Relativistically Invariant Tensors

[The_Duck]

In special relativity, the metric tensor is invariant under Lorentz transformations:

$$\Lambda^\alpha{}_\mu \Lambda^\beta{}_\nu g^{\mu \nu} = g^{\alpha \beta}$$

Is this the unique rank 2 tensor with this property, up to a scaling factor? How would I go about proving that?

I know that two rank 4 tensors with this property are the completely antisymmetric $$\epsilon^{\mu \nu \sigma \rho}$$ and the completely symmetric $$(g^{\mu \nu} g^{\sigma \rho} + g^{\mu \sigma} g^{\nu \rho} + g^{\mu \rho} g^{\nu \sigma})$$. My guess is that any rank 4 tensor invariant under Lorentz transformations is a linear combination of these two. I haven't been able to prove that, though. Any hints?

What about other ranks? I can see that for even ranks I can go on constructing completely symmetric relativistically invariant tensors from the metric tensor as for rank 4. I can also see that there is no invariant rank 1 tensor. My conjecture is that there are none of odd rank, and that except for the completely antisymmetric rank 4 tensor all such tensors are completely symmetric and built from the metric tensor much like the rank 4 one.

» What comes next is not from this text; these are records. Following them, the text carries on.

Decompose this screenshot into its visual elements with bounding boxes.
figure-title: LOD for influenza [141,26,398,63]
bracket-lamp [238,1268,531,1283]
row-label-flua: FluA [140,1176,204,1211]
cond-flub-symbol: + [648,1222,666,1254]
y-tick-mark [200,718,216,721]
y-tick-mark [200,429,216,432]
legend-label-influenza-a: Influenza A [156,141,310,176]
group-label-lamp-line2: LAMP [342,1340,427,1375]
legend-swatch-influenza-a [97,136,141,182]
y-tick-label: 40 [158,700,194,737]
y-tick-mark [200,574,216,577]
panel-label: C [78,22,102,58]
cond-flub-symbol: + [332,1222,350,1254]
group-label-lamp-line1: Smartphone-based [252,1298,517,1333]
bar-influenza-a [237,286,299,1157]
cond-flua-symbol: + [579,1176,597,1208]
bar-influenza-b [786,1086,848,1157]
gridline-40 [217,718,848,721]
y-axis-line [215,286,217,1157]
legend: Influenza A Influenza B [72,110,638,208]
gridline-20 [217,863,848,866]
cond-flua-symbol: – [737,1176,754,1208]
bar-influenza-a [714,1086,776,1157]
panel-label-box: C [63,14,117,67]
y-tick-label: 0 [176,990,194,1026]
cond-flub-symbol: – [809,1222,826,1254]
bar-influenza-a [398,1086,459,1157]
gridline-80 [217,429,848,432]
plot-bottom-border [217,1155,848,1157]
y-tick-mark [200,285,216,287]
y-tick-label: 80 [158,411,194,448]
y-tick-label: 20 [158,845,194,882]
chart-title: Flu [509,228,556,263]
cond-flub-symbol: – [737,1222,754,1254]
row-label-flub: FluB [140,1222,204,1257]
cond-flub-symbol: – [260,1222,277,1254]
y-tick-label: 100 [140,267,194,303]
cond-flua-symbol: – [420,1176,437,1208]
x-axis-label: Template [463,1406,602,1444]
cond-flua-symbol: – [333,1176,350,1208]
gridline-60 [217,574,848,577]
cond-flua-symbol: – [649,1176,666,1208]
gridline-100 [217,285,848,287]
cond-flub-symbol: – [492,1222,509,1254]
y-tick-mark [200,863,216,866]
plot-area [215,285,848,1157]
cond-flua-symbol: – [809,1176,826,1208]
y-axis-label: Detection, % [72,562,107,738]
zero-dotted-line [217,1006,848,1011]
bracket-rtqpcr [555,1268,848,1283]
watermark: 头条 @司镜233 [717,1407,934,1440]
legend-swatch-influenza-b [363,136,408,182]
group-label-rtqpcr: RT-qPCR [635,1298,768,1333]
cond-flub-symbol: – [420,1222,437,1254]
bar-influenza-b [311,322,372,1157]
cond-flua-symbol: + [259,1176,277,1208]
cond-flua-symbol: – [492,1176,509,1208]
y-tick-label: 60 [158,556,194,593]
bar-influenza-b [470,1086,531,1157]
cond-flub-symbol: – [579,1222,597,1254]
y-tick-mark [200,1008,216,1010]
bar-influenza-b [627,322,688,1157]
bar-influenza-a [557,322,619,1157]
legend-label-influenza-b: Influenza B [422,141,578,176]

I'm asking about this because I just completed a homework problem which would have taken me about 3 fewer pages if I could have just said, "This completely symmetric tensor is invariant under Lorentz tranformation. Therefore it must have this form: ..."

 

[arkajad]

If g and g' are invariant then $g^{-1}g'$ commutes with all $\Lambda$ and therefore g' is proportional to g.

 

[The_Duck]

arkajad, thanks, I can see now why there is a unique rank 2 invariant. I've found that chapter 34 of Srednicki's QFT book talks about these "invariant symbols" so I will read that.